Is this any kind of issue, or am I doing something wrong? Could this just depend on the specific hardware that runs the inference?
I get the same accuracy values through multiple executions, and observed the behavior for other models such as GoogLeNet.
I am using PyTorch version 1.13.1+cu116 and TorchVision 0.14.1+cu116.

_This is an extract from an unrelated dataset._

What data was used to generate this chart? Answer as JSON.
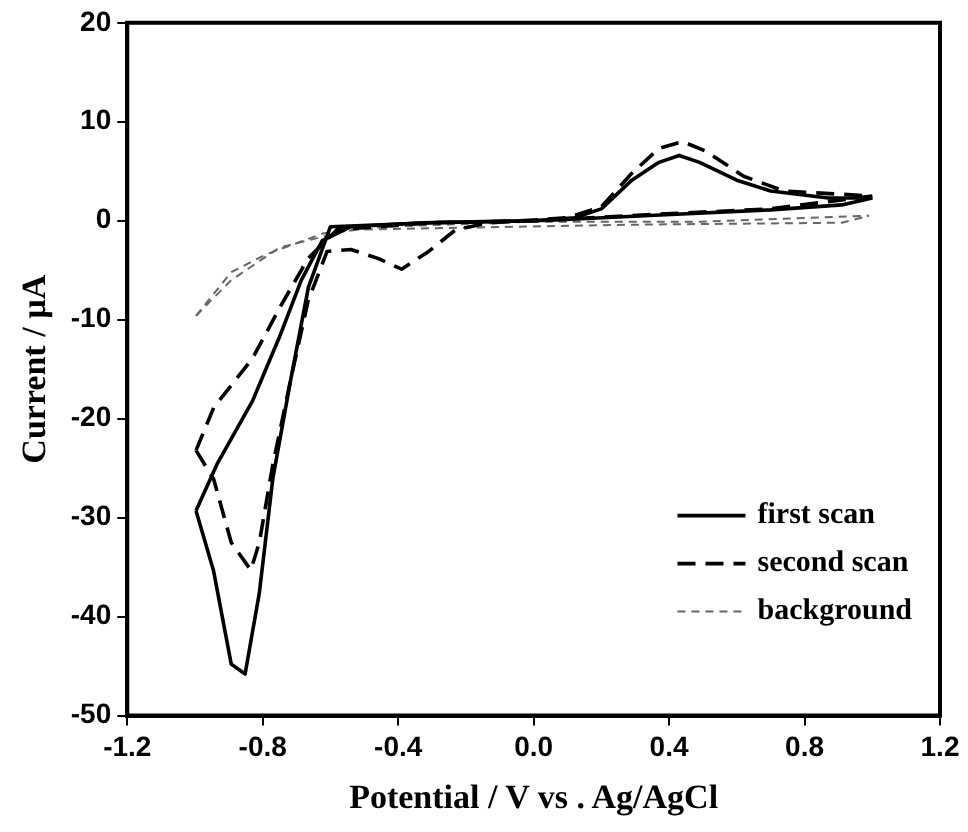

Hi Raul, were you able to find out the difference? I am also facing the same reproducibility issue, but with larger difference, I got Acc@1 80.844 and Acc@5 95.430. So far I couldn’t find any answers, at this point I’m guessing it’s hardware issue.

Thanks.

Hi Zhu! As of today, I have not gotten a clear answer, although if I had to bet, I would say it is due to hardware and parallelism. Depending on how the parallel computations are done, the results could be rounded one way or another, causing subtle differences in the final results.

1 Like

Do you set this?

torch.backends.cudnn.benchmark = False
torch.backends.cudnn.deterministic = True

I didn’t know about the existence of those options.
The result was a higher speedup, but with the exact accuracy results that I mentioned in the original comment.